The death on Monday of an American Airlines pilot flying an A320 with 147 passengers on board between Phoenix and Boston was not a story that the surging numbers of air travellers worldwide would like to see on their in-flight entertainment streaming devices.

Especially in America, where the in-flight news feeds are often live.

But despite the tabloid panic impact of the news, this was only the seventh pilot fatality during a scheduled commercial flight since 1994 in US skies, according to the Federal Aviation Administration, although it came barely a day before a United first officer flying a 787 from Houston to San Francisco collapsed at its  controls around the time the plane reached cruising altitude at 40,000 feet.

Both flights were safely landed at the nearest suitable airport by the remaining pilots, who are trained to fly aircraft single-handedly in such a crisis.

For airlines, pilot deaths and incapacitations are treated in the same way, and the most recent US study to hand, 10 years ago, found there had been 50 pilot incapacitations, including deaths, over a five-year period, all of them without causing injury to any other person.

This training is integral to being an airline pilot anywhere on the planet scheduled turbo-prop and jet services are flown, which is important, as passenger numbers worldwide have more than doubled since that last available US study on pilot incapacitations.

In modern times there are no records of pilots dying at the controls of a scheduled passenger flight in Australia. However, the records attribute the fatal crash of a TAA DC-4 freighter on approach to Brisbane airport in 1961 to the captain having a heart attack and falling over the controls while attempting to leave his seat.

Thanks in a tragic way to the Germanwings pilot suicide and mass murder crash in France in March, Australia has moved into line with most other countries in requiring that one pilot or cabin crew has to remain in a cockpit when the other pilot is out of it.

Pilots are only permitted to take leave of the cockpit for any reason during cruise, when a flight is routinely being managed with the assistance of an auto-pilot. The absent pilot is expected to return promptly even though the security door is locked from within, although in many instances, more than two pilots may be in the cockpit anyhow. This is particularly likely if it is a long-range international flight, where duty hours rules and other procedures involve the rotation of pilots through the “office”.
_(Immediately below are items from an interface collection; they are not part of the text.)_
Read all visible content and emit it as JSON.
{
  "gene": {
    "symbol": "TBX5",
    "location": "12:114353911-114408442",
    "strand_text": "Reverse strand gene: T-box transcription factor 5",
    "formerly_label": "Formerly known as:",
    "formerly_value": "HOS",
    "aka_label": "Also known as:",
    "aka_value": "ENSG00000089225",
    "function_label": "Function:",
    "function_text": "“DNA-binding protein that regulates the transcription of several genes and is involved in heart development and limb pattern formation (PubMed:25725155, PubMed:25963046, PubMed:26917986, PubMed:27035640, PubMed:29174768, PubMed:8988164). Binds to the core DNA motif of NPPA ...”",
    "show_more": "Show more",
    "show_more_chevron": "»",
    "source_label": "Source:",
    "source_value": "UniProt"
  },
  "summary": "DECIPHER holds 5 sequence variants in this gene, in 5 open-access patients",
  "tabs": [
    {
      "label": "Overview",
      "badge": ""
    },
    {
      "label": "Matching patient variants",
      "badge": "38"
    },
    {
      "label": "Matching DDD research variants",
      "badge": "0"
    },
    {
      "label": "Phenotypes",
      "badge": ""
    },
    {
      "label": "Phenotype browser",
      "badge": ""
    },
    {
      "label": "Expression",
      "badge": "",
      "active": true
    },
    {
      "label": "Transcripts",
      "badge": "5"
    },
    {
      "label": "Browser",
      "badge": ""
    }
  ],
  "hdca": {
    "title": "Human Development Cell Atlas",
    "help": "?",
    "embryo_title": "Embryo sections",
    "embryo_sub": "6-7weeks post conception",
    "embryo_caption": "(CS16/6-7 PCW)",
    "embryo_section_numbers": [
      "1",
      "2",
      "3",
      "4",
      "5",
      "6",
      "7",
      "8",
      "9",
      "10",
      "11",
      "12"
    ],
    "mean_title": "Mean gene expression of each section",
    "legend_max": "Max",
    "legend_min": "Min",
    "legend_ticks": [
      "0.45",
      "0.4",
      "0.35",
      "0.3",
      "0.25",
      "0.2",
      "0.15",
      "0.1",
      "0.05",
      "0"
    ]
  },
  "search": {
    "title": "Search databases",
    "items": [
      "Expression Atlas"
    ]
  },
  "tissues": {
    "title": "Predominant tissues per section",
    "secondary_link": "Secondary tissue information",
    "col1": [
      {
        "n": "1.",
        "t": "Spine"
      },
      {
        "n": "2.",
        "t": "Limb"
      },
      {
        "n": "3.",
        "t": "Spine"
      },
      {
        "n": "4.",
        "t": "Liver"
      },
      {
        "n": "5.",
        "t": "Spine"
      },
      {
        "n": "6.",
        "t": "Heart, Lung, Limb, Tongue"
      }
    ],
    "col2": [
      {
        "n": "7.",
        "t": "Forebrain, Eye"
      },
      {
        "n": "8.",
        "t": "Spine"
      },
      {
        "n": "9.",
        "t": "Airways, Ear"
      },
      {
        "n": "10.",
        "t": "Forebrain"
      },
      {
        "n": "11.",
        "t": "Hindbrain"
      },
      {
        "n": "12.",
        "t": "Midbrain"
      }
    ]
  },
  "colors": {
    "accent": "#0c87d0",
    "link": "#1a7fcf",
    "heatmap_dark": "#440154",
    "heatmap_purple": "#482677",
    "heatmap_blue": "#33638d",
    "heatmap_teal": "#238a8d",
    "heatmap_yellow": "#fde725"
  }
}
The focus during a pilot incapacitation is on control of the airliner and an immediate landing. The cockpits of smaller airliners are tight, and assisting a stricken pilot from a seat so that he or she can be dragged back into the cabin for medical assistance is always problematical, especially if a suitable airport for an emergency landing is close at hand,  requiring the full attention of the other pilot — who might be about to fly an approach to the landing place for the first time.

If the last International Air Transport Association figures (for 2013) are extrapolated for known rates of growth, there are about 9.6 million people in the air for part of any given day on between 60,000 and 70,000 scheduled flights in airliners carrying on average  of just over 135 passengers.

Hundreds of these people may have cardiac events or serious health crises at the airports, and dozens of them will fall ill during their flights, some of them ending in their deaths.

Although there are no stats at hand, airlines are known to routinely screen and reject pilots from rostering on duty each day because they check in for duty unwell, or self-monitor their well-being and advise their companies of their being unfit to fly on the day.

These are additional processes that reduce the risk of pilot incapacitation and have been in integral self-checking or self-filtering process for airline operations since before the jet age began.

Current reporting through industry sites, notably the Aviation Herald, also flag pilot incapacitations occurring worldwide at a rate of at least one a week.

In addition to the two US incidents so far this week, a British Airways 777-200 aborted a flight from London to Tel Aviv last week when the first officer became incapable of continuing his duties as the jet was climbing past Brussels. The jet returned to Heathrow.